Но довольно об этом. Если Антоан ищет себя в зеркалах (а зеркалами ему служат его книги), то я могу наблюдать его в жизни, каким он стал, каким был. Он мой современник, почти ровесник. Одет по той же моде. Пусть он не замечает, как годы меняют его лицо, пусть кажется себе молодым, пусть в этот час, отмеченный знаком Кипра, видит себя хоть ребенком… Для меня важно другое: чтобы вечно юной оставалась Дездемона и чтобы, лежа в моих объятиях — в моих руках, которые не пощадило время, — нагая и сама подобная сну, она шептала, не просыпаясь:
Антоан или я… но разве мы с Омелой не слиты воедино? Да, если взглянуть на наши сплетенные руки… но есть еще объятия души… Я непрестанно думаю о тебе, Омела, люблю тебя, каким бы именем ни называл, мои руки всегда сомкнуты вокруг тебя, моя душа, как лес, тянется к тебе всеми своими ветвями и стремится обнять. Я вижу, вижу, как ты улыбаешься и качаешь головой, читая, что в кабинете Антоана нет зеркал и повсюду портреты Омелы, — да, правда, я описал свой собственный кабинет, и в этом нетрудно убедиться — достаточно взглянуть, но, кроме того, я вспомнил один роман, ты его знаешь:
Омела поет. Для других это вовсе не чудо. Чего им бояться? Ее пение — совершенство, вот и все, что они знают.

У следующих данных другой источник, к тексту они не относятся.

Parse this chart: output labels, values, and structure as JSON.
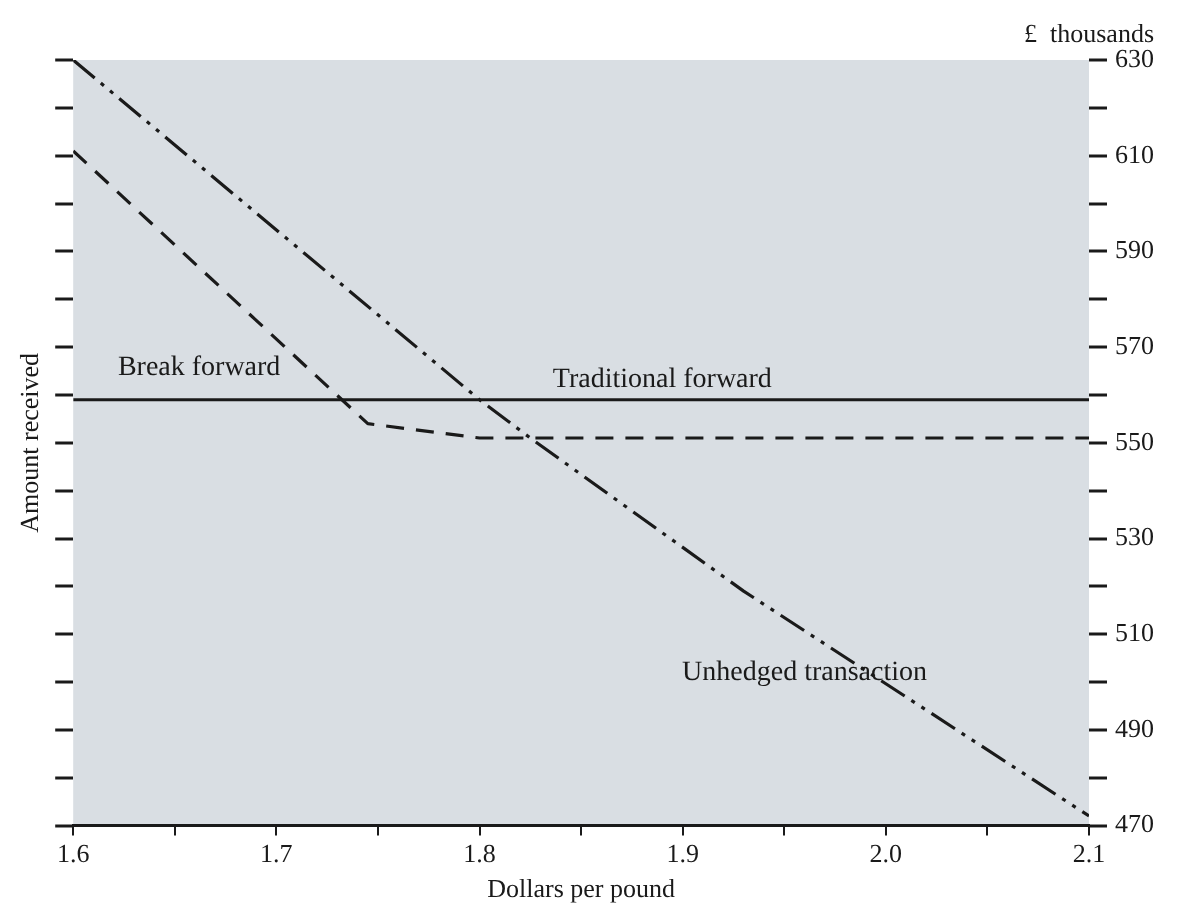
{
  "chart_data": {
    "type": "line",
    "xlabel": "Dollars per pound",
    "ylabel": "Amount received",
    "annotations": [
      "£  thousands"
    ],
    "xlim": [
      1.6,
      2.1
    ],
    "xticks": [
      1.6,
      {
        "value": 1.65,
        "label": null
      },
      1.7,
      {
        "value": 1.75,
        "label": null
      },
      1.8,
      {
        "value": 1.85,
        "label": null
      },
      1.9,
      {
        "value": 1.95,
        "label": null
      },
      {
        "value": 2.0,
        "label": "2.0"
      },
      {
        "value": 2.05,
        "label": null
      },
      2.1
    ],
    "ylim": [
      470,
      630
    ],
    "yticks": [
      470,
      {
        "value": 480,
        "label": null
      },
      490,
      {
        "value": 500,
        "label": null
      },
      510,
      {
        "value": 520,
        "label": null
      },
      530,
      {
        "value": 540,
        "label": null
      },
      550,
      {
        "value": 560,
        "label": null
      },
      570,
      {
        "value": 580,
        "label": null
      },
      590,
      {
        "value": 600,
        "label": null
      },
      610,
      {
        "value": 620,
        "label": null
      },
      630
    ],
    "grid": false,
    "legend": false,
    "marker": "none",
    "series": [
      {
        "name": "Traditional forward",
        "color": "#1a1a1a",
        "line_style": "solid",
        "x": [
          1.6,
          2.1
        ],
        "values": [
          559,
          559
        ]
      },
      {
        "name": "Break forward",
        "color": "#1a1a1a",
        "line_style": "dashed",
        "x": [
          1.6,
          1.745,
          1.8,
          2.1
        ],
        "values": [
          611,
          554,
          551,
          551
        ]
      },
      {
        "name": "Unhedged transaction",
        "color": "#1a1a1a",
        "line_style": "dashdot",
        "x": [
          1.6,
          1.8,
          1.825,
          1.93,
          2.1
        ],
        "values": [
          630,
          559,
          551,
          519,
          472
        ]
      }
    ]
  }
}
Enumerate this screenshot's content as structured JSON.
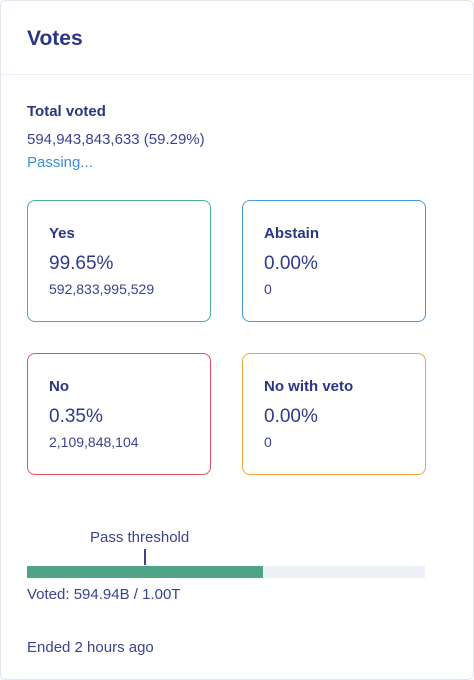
{
  "header": {
    "title": "Votes"
  },
  "summary": {
    "total_label": "Total voted",
    "total_value": "594,943,843,633 (59.29%)",
    "status": "Passing..."
  },
  "options": {
    "yes": {
      "label": "Yes",
      "percent": "99.65%",
      "amount": "592,833,995,529"
    },
    "abstain": {
      "label": "Abstain",
      "percent": "0.00%",
      "amount": "0"
    },
    "no": {
      "label": "No",
      "percent": "0.35%",
      "amount": "2,109,848,104"
    },
    "veto": {
      "label": "No with veto",
      "percent": "0.00%",
      "amount": "0"
    }
  },
  "progress": {
    "threshold_label": "Pass threshold",
    "voted_fraction": 0.5929,
    "voted_text": "Voted: 594.94B / 1.00T"
  },
  "footer": {
    "ended_text": "Ended 2 hours ago"
  },
  "colors": {
    "yes": "#4caf8e",
    "abstain": "#4a9bd6",
    "no": "#e2515f",
    "veto": "#f0a33b",
    "bar_fill": "#4fa486",
    "status": "#3c8fd6"
  }
}
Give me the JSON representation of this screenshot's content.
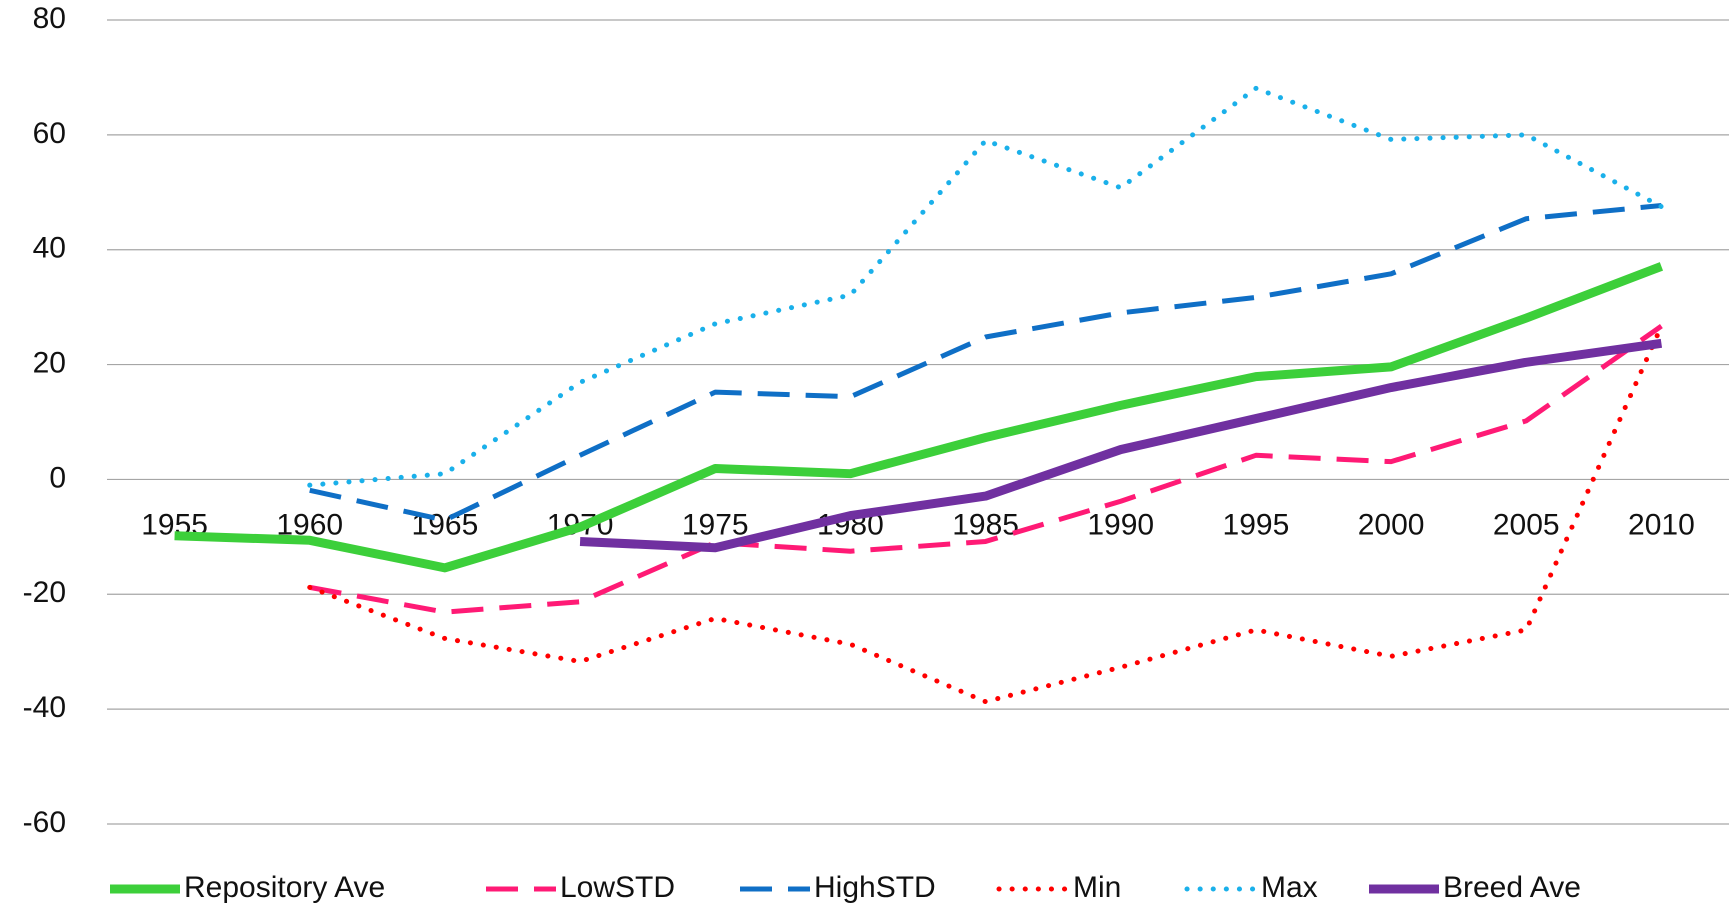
{
  "chart_data": {
    "type": "line",
    "categories": [
      "1955",
      "1960",
      "1965",
      "1970",
      "1975",
      "1980",
      "1985",
      "1990",
      "1995",
      "2000",
      "2005",
      "2010"
    ],
    "series": [
      {
        "name": "Repository Ave",
        "color": "#3ccf3a",
        "dash": "solid",
        "width": "thick",
        "values": [
          -9.8,
          -10.6,
          -15.4,
          -8.3,
          1.9,
          1.0,
          7.3,
          12.9,
          17.9,
          19.6,
          28.1,
          37.1
        ]
      },
      {
        "name": "LowSTD",
        "color": "#ff1a75",
        "dash": "dashed",
        "width": "normal",
        "values": [
          null,
          -18.8,
          -23.1,
          -21.3,
          -11.0,
          -12.5,
          -10.8,
          -3.8,
          4.2,
          3.1,
          10.2,
          26.7
        ]
      },
      {
        "name": "HighSTD",
        "color": "#0f6fc6",
        "dash": "dashed",
        "width": "normal",
        "values": [
          null,
          -1.9,
          -7.1,
          4.2,
          15.2,
          14.4,
          24.8,
          29.0,
          31.7,
          35.8,
          45.4,
          47.7
        ]
      },
      {
        "name": "Min",
        "color": "#ff0000",
        "dash": "dotted",
        "width": "normal",
        "values": [
          null,
          -18.8,
          -27.7,
          -31.7,
          -24.2,
          -28.7,
          -38.7,
          -32.7,
          -26.2,
          -30.8,
          -26.2,
          26.7
        ]
      },
      {
        "name": "Max",
        "color": "#1ab0ea",
        "dash": "dotted",
        "width": "normal",
        "values": [
          null,
          -1.0,
          1.0,
          16.9,
          27.1,
          32.1,
          59.0,
          50.8,
          68.1,
          59.2,
          60.0,
          47.5
        ]
      },
      {
        "name": "Breed Ave",
        "color": "#7030a0",
        "dash": "solid",
        "width": "thick",
        "values": [
          null,
          null,
          null,
          -10.8,
          -11.9,
          -6.3,
          -2.9,
          5.2,
          10.6,
          16.0,
          20.4,
          23.7
        ]
      }
    ],
    "ylim": [
      -60,
      80
    ],
    "yticks": [
      -60,
      -40,
      -20,
      0,
      20,
      40,
      60,
      80
    ],
    "grid": true,
    "legend": "bottom"
  }
}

Я же знаю другое: порой Омеле вдруг кажется, будто она потеряла голос, и тогда ее парализует страх; день за днем она выдумывает тысячу причин, лишь бы не петь: то вдруг ей понадобилась старая фотография, которую надо отыскать во что бы то ни стало — и она переворачивает вверх дном все ящики; то попались какие-то тетради — и она читает их, забросив все на свете; или подвернулся старый дневник… все что угодно, лишь бы отвлечься… но все равно я вижу, как она бродит из комнаты в комнату, приложив руки к горлу, как будто держит умирающую птицу… Она оплакивает себя, и вдруг, когда никто уже ничего не ждет, в ней пробуждается пение, поднимается и рвется с губ, сложенных, как для поцелуя. Иногда я застаю ее в такой вот миг, готовую запеть, и замираю меж дверей — они у нас двойные, — боясь, чтобы звук моих шагов, скрип половиц не нарушил это таинство… так и стою с бьющимся сердцем и жду, заранее трепеща от того, что мне в ней откроется. Потому что я слушаю не Моцарта, не Россини, которых она прекрасно исполняет, не Цезаря Франка, не Генделя… а только ее, Омелу, воспевающую самое себя. И забываю все на свете: газетные новости, житейские события; все затопляет и заполняет этот поток. Я слушаю исповедь Омелы, как будто она не поет, а пишет, и пишет мастерски… Она открывает предо мною мир, созданный волнами живого голоса, словно распахивает ставни в сад, полный пения незримых птиц. Только образами, только картинами могу я выразить то, перед чем бессильны слова, слишком грубые в своей определенности. Меня переполняет ее страсть, взрывающая согласное сопровождение оркестра, и, повинуясь ей, я превращаюсь в мучительное ожидание или весеннее томление.